Xan has a good post today exploring the world of TDT - Topic Detection research. We've been trying to work on something quick and dirty that automatically classifies a web page into a hierarchical category structure based on the key terms and phrases we've found to be common in that topic area. We've had no success, but maybe some of Xan's links can help.
Does anyone know of a good topic detection tool other than Google's simplistic site-flavored tool?
Heh, heh - Actually, we tried using it as a system to pull data, but didn't have great luck. It is a nifty system though, I'd love it someone would release the source code so we could tweak it a bit.
Ive used the Yahoo tool before but just as a guide to what terms have been picked up by Yahoo! More information on what technology they use to disect some text would be useful, and give more of an insight into how Yahoo! catagorises sites.
I guess rand you were looking for something that takes the textual information from a web site and then run Yahoo!s tool against??
Wow, I've never seen that, but it seems that it should be very helpful to your project.
Rand,
You might want to take a look at Yahoo's term extraction api. (Y!Q)
https://developer.yahoo.net/search/content/V1/termExtraction.html
Then run the term list against documents that have been categorized (tagged/whatever - for example del.icio.us).
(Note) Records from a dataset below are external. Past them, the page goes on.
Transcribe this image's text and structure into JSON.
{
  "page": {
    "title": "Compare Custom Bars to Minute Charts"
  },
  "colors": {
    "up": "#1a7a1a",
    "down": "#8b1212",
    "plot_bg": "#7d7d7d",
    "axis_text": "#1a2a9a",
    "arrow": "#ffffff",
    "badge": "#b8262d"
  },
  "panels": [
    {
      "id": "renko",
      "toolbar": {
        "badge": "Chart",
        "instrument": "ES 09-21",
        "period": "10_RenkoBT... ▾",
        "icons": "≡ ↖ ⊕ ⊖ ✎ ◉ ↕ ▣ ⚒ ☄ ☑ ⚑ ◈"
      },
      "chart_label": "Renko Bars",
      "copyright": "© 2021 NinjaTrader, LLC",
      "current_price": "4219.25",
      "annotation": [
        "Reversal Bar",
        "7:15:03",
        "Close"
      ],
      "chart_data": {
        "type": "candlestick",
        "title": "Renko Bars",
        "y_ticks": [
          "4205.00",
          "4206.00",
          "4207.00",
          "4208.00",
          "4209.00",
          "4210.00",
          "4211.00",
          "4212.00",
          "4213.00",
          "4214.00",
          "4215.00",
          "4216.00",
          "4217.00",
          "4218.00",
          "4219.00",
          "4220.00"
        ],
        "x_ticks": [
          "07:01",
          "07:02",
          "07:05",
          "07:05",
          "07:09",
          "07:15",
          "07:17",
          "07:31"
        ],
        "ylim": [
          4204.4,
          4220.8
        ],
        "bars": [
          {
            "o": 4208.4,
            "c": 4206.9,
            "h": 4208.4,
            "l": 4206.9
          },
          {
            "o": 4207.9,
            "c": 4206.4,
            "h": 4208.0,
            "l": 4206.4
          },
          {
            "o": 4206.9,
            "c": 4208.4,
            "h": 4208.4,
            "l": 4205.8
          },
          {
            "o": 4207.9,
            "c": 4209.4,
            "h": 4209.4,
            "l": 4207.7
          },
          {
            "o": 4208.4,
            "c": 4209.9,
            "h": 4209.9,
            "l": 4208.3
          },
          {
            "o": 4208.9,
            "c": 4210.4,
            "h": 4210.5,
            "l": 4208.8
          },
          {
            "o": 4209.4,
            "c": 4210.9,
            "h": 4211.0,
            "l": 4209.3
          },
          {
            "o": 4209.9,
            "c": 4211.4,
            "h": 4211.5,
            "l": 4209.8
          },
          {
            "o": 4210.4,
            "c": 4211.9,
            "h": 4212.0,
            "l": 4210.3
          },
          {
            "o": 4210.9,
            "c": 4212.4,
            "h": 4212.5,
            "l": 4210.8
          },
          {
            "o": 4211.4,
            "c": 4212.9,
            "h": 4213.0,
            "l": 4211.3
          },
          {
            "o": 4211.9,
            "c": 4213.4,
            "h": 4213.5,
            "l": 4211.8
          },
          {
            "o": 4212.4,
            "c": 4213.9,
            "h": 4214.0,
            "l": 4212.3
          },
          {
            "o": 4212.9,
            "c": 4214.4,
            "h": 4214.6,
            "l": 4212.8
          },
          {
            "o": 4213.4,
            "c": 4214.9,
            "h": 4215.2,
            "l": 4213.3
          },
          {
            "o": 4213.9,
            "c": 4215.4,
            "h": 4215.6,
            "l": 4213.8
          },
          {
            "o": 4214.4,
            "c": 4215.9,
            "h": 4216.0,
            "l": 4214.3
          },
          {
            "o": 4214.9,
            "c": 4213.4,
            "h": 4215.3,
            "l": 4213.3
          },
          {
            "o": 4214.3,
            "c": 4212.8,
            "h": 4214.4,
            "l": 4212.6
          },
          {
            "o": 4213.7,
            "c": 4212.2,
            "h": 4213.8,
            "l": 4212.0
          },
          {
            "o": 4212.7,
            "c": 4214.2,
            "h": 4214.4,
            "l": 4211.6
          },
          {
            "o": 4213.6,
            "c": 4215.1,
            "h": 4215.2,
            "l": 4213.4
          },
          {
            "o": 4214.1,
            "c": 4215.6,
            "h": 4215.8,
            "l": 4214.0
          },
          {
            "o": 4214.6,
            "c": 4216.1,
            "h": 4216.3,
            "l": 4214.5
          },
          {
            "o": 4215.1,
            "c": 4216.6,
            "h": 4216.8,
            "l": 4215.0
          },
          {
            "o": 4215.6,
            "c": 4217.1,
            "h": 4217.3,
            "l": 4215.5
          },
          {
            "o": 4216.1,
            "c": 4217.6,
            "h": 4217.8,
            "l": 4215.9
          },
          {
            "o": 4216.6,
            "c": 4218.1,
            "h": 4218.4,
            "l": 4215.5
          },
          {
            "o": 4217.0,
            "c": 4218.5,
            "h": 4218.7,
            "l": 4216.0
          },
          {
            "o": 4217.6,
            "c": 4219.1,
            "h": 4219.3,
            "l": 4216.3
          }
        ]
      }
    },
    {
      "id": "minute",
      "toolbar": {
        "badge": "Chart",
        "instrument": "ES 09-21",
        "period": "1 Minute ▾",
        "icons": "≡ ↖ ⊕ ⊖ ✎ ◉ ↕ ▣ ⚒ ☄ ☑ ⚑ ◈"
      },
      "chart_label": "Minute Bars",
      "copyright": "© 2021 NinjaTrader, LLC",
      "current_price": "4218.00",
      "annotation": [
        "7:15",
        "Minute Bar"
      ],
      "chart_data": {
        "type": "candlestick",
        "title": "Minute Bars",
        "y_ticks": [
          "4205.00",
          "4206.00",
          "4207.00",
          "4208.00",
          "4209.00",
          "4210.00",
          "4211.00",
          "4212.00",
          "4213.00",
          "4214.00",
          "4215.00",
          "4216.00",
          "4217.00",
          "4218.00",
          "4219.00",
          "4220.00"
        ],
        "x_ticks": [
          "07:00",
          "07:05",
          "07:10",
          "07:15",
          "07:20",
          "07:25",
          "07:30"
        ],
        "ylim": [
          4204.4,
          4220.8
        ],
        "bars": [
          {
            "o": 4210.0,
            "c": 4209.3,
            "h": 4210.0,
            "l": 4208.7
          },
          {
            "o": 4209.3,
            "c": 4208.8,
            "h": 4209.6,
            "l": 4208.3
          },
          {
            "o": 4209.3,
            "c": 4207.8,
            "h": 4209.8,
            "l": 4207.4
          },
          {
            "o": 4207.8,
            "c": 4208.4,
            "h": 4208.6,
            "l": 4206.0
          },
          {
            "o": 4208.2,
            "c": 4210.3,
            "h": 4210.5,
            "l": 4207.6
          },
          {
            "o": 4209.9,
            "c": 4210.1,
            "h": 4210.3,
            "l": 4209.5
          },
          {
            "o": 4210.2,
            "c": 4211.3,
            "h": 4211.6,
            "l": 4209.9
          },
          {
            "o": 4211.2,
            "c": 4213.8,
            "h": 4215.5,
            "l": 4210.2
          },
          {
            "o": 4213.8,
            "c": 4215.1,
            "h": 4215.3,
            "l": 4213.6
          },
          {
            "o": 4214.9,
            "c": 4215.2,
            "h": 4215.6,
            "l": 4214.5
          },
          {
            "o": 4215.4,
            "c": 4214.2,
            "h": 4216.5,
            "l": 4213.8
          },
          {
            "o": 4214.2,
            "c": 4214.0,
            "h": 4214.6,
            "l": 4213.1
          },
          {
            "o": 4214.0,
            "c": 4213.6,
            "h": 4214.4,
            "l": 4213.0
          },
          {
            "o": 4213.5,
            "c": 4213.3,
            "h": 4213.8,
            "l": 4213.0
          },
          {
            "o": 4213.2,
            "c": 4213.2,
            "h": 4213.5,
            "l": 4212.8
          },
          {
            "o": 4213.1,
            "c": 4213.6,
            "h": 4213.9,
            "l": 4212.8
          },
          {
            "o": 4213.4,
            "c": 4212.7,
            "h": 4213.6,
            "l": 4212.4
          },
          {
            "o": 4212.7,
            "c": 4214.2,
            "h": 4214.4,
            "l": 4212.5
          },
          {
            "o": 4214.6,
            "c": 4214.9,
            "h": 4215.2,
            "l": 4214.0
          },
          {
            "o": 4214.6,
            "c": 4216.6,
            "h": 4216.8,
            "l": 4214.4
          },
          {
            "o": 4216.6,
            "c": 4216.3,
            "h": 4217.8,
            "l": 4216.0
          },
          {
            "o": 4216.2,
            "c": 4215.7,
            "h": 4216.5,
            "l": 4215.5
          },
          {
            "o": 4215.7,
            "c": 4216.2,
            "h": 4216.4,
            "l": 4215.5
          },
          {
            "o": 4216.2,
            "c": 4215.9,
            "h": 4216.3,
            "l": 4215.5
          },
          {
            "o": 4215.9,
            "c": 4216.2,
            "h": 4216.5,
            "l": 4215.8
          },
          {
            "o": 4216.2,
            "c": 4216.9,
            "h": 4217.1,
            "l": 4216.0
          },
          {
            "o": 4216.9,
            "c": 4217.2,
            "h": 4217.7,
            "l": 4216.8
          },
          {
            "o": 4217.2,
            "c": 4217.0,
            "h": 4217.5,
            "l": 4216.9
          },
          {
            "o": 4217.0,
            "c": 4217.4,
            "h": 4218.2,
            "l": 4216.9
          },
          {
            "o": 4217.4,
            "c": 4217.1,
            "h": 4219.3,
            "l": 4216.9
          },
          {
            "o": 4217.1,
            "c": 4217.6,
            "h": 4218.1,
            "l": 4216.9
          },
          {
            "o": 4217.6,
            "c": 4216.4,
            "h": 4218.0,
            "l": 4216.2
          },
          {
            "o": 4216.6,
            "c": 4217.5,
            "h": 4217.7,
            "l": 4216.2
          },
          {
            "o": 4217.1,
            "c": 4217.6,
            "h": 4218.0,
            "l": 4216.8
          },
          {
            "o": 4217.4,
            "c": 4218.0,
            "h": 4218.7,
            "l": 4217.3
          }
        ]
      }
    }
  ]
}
Might give you what you are looking for.
- Michael
DJ - Nope. We definitely don't need another KW density tool. That metric carries no value for SEO, whatsoever.
Rand,
I don't know of any other tools, but I have some ideas as to how it may be acheived. Feel free to contact me if you're interested in talking about it.
Not exactly what you guys are looking for, but Spannerworks has an interesting tool found here: https://www.spannerworks.com/keywordanalyser.0.html
It does a pretty good job of automatically picking up phrases that are potentially the topic of the web page.